Gottschalk: We do pay attention to public comps, so the switch in public comps has affected our thinking on valuations. Obviously, if a company is growing fast, you can give it a premium to public multiples, but if you stretch your neck out too far as an investor, ahead of the public multiples, there’s more risk. It’s a factor in the equation. And it’s not just games, by the way. The consumer valuations across the board had gotten a little frothy. They’re starting to cool off and you’ll see them cool off more. That doesn’t mean consumer is a bad space. It’s just that some of the valuations got ahead of what was warranted. Once that breaks, you should be able to see the market resume. One twist on that, which I’ll add to this. Typically we will look at revenue comps. The challenge for Zynga, for example, is: What’s the price/earnings ratio when you’re not making earnings? You could argue that some good game companies would trade for a lot more on a price/earnings basis than on a revenue-multiple basis. It goes back to my argument about how it’s nice to make money. You at least have two ways to evaluate.

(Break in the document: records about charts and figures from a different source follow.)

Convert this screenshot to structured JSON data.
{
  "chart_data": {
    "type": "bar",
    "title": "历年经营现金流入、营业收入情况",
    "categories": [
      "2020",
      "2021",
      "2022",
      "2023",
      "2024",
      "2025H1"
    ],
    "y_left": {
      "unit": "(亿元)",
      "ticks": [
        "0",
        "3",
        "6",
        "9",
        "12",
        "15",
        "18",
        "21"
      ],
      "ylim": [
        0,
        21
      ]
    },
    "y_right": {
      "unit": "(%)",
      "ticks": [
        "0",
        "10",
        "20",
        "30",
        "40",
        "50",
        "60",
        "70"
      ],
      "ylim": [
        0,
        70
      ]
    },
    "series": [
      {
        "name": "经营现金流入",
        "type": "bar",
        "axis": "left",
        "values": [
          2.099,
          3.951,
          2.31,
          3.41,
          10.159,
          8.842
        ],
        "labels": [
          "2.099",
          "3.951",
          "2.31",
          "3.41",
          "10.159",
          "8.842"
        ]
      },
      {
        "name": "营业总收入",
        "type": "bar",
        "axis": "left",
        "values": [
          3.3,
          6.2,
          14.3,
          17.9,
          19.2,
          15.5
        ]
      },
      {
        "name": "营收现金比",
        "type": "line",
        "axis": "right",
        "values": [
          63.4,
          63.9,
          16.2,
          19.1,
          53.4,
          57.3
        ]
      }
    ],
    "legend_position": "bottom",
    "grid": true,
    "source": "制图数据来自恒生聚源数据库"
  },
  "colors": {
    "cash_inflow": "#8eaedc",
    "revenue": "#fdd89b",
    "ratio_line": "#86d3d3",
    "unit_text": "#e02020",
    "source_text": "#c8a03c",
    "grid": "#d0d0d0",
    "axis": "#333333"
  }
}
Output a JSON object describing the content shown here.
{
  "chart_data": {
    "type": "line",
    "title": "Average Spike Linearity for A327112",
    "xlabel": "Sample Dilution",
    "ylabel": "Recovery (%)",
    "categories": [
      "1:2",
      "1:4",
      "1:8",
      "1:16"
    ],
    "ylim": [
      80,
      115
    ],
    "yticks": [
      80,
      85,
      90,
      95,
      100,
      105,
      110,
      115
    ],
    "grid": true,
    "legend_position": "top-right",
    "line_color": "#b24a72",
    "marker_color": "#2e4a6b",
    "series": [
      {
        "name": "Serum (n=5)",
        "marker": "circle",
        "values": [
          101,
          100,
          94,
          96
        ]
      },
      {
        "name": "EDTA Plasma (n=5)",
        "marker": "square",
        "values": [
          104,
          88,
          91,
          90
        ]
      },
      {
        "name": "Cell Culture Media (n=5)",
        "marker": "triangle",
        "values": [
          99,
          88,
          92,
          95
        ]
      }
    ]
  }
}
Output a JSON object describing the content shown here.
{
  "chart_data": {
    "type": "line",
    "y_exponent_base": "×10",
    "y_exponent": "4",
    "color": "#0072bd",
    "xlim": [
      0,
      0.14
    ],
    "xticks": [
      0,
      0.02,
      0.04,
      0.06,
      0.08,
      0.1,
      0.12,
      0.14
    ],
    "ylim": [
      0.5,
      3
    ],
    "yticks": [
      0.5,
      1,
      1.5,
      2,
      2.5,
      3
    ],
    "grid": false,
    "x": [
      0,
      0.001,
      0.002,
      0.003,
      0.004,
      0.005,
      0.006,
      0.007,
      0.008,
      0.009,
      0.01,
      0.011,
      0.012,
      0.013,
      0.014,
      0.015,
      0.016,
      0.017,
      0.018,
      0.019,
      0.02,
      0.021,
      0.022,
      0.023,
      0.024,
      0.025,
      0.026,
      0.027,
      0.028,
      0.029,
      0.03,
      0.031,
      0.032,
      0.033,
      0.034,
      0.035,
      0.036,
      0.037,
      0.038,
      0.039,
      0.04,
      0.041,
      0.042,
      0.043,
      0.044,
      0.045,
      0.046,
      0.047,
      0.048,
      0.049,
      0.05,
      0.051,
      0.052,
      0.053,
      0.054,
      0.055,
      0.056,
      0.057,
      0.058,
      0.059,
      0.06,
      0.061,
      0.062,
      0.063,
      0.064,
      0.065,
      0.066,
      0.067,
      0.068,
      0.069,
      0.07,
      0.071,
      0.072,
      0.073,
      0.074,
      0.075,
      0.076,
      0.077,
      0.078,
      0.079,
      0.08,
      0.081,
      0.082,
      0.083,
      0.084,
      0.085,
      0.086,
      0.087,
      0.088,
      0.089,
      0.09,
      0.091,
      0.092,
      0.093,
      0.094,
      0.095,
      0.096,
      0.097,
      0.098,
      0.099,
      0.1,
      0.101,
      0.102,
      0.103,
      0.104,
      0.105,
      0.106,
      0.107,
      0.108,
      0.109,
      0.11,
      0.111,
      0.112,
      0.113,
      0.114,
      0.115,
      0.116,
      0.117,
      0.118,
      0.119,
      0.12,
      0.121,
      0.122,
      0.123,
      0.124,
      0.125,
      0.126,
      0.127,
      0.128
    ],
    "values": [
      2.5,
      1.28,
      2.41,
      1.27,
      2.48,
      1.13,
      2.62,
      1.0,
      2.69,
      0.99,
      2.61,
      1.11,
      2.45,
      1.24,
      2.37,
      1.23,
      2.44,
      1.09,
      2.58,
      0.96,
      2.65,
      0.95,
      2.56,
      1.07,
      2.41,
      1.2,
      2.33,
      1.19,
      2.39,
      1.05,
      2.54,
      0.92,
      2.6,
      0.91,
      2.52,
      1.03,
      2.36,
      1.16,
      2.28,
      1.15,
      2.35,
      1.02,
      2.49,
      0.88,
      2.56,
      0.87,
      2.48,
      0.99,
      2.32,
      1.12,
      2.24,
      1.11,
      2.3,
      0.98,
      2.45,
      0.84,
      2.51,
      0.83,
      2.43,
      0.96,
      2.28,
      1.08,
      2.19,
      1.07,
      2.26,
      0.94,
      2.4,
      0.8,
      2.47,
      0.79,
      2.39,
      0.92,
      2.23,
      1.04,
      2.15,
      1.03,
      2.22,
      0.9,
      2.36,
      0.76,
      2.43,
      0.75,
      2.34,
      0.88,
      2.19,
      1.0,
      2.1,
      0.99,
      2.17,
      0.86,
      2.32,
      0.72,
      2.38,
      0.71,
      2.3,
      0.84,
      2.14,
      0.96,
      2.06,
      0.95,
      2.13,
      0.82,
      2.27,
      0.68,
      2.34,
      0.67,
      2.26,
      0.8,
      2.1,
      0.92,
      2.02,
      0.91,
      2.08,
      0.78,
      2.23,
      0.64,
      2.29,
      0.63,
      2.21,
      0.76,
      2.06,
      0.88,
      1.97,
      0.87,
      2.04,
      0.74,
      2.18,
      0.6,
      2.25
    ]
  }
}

Petrovic: I don’t see us seeing Ngmoco- or OpenFeint-type deals happening again. Even from those companies that continue to be active here. I mean, both of those acquisitions were for all intents and purposes written down, if not totally off. OpenFeint is closing. The Ngmoco platform that was bought has morphed into something completely different today. They’re hiding that a little bit, but in any case, I don’t think we’re going to see those kinds of things again.

Gottschalk: I think that was a unique time and a unique environment. We definitely won’t be seeing that become as much of a strategy as it was. You had Japanese companies throwing around a ton of cash who had a huge currency advantage at the time. Those acquisitions were almost nothing to them.